Fundação Cultural Casa Lygia Bojunga
Un Novo Nicho pra Santa

sábado, 20 de abril de 2013

Sabrinas e Palomas


Sabrinas e Palomas
                         Juliana Borel

Apareceu assim, como se eu estivesse em alfa o tempo todo e, de repente, ele surgiu na minha frente. Engraçado é que há pouco tempo eu tinha ouvido falar daquele livro. Por isso, quando por acaso vi Sapato de Salto, da Lygia Bojunga, numa livraria do Centro do Rio, não pude parar de pensar que, se destino existe mesmo, aquilo devia ser um sinal.
Então, comprei o livro. Tive que esperar algumas semanas para mergulhar de cabeça, pois ainda terminava de ler Saco de Ossos, do incrível Stephen King (já leu?
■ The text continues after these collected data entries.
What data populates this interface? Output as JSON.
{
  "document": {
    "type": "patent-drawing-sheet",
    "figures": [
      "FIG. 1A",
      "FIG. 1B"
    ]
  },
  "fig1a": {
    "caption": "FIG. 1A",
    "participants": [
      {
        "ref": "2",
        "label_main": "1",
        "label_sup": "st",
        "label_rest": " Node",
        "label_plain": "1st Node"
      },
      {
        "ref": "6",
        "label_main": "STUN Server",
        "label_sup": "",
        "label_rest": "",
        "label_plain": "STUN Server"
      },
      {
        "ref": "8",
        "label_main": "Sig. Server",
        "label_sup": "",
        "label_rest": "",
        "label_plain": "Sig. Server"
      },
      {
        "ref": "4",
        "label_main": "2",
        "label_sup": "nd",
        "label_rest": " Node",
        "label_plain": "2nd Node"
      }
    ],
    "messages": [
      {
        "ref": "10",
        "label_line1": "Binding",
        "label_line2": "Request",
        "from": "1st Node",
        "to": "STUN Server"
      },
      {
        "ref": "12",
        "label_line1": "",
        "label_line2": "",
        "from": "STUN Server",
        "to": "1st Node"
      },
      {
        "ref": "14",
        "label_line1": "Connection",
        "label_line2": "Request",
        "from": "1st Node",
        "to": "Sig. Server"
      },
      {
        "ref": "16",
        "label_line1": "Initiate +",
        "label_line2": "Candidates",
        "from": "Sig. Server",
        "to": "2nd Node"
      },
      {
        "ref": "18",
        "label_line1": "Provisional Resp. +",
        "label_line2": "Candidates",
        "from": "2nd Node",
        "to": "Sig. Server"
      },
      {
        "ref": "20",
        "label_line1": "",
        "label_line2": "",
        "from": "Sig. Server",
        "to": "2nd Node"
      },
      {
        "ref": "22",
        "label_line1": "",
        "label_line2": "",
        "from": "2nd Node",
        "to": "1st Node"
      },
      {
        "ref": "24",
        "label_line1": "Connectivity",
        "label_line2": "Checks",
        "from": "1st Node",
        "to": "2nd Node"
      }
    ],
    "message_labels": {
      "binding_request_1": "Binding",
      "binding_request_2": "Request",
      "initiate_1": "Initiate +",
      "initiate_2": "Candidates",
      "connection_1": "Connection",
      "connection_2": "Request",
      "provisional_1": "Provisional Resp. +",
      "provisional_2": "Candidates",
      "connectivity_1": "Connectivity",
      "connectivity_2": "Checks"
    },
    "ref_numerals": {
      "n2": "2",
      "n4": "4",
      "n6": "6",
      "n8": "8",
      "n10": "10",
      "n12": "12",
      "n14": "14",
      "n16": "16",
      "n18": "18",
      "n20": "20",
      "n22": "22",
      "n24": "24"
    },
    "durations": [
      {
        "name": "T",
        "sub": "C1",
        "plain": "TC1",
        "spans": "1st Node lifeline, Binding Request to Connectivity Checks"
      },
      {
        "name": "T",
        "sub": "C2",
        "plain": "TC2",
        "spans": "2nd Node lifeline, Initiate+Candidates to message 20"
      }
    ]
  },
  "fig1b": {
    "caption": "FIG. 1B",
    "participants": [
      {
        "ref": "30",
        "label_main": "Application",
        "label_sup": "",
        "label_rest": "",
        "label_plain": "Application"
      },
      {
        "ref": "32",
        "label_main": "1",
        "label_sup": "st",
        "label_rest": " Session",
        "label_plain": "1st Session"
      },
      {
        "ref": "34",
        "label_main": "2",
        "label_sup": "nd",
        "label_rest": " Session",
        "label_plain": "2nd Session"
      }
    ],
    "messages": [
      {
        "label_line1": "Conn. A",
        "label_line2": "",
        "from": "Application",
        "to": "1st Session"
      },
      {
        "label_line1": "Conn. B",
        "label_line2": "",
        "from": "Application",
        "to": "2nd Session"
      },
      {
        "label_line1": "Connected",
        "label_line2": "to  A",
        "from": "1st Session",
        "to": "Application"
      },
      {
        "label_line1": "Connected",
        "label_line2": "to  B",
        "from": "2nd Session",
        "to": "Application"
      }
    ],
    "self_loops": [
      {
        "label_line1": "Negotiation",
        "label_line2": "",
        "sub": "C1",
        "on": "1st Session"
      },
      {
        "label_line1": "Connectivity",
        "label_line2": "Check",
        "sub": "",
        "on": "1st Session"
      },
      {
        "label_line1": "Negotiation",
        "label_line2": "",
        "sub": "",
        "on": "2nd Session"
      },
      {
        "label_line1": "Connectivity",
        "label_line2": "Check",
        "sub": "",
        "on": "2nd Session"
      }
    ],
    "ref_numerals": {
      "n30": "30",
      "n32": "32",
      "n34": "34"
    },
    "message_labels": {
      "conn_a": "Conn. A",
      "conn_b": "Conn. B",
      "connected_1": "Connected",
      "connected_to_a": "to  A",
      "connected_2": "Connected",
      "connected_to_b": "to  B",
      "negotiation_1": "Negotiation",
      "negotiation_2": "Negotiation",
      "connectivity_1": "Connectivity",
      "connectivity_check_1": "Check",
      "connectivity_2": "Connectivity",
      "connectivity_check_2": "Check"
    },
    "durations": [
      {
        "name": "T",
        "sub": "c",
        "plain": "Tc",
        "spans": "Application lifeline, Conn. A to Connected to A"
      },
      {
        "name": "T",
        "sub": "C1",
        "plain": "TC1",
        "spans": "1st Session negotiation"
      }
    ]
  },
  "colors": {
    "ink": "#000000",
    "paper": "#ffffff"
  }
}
Não recomendo para quem tem problemas cardíacos... É só um alerta!). E assim, em alguns dias, saí do imaginário mundo bizarro de King para o real mundo de Lygia.
Sapato de Salto... Se eu não soubesse que o livro aborda temas como abuso sexual e prostituição infantil, talvez achasse que a história fosse uma comédia romântica daquelas bem açucaradas, com momentos de transformação da protagonista de patinho feio para a menina mais bonita da escola.
A história de Sabrina não poderia ser mais distante disso! Uma garotinha órfã que já aos 10 anos descobre toda a crueldade que pode haver nos homens. Abusada a primeira vez na casa onde vai trabalhar como babá e os infortúnios que a levam a se prostituir vão, aos poucos, indo dos olhos para o cérebro, percorrendo nossas entranhas, invadindo nossas veias do entendimento e atacando nossos corações. Pelo menos foi isso o que senti... Um verdadeiro soco no estômago.
Curioso mesmo é como a Lygia consegue abordar com leveza um assunto tão pesado. Como o soco desferido pela história de Sabrina consegue, ao mesmo tempo, ferir e entreter.
Conheço pessoas que choraram o livro inteiro. Eu não.
Não, o que me fez chorar no livro foi a bondade de Paloma, a mãe de Andréa Doria (que delícia o Andréa Doria), mulher submissa de Rodolfo (pena, muita pena, do Rodolfo), irmã do Leo (o mundo precisa de mais Leos como o dela) e cheia, cheia de amor. O que me fez chorar foi a sua esperança e a sua certeza de que sempre é possível salvar uma criança, não importa quanto mal ela tenha visto ou vivido.
Sim, foi isso o que me fez chorar. Perceber que temos mais, muito mais, Sabrinas do que Palomas no mundo.
E, se o acaso decidir, e um dia uma Sabrina aparecer na minha vida, espero, do fundo do coração, ser uma Paloma para ela.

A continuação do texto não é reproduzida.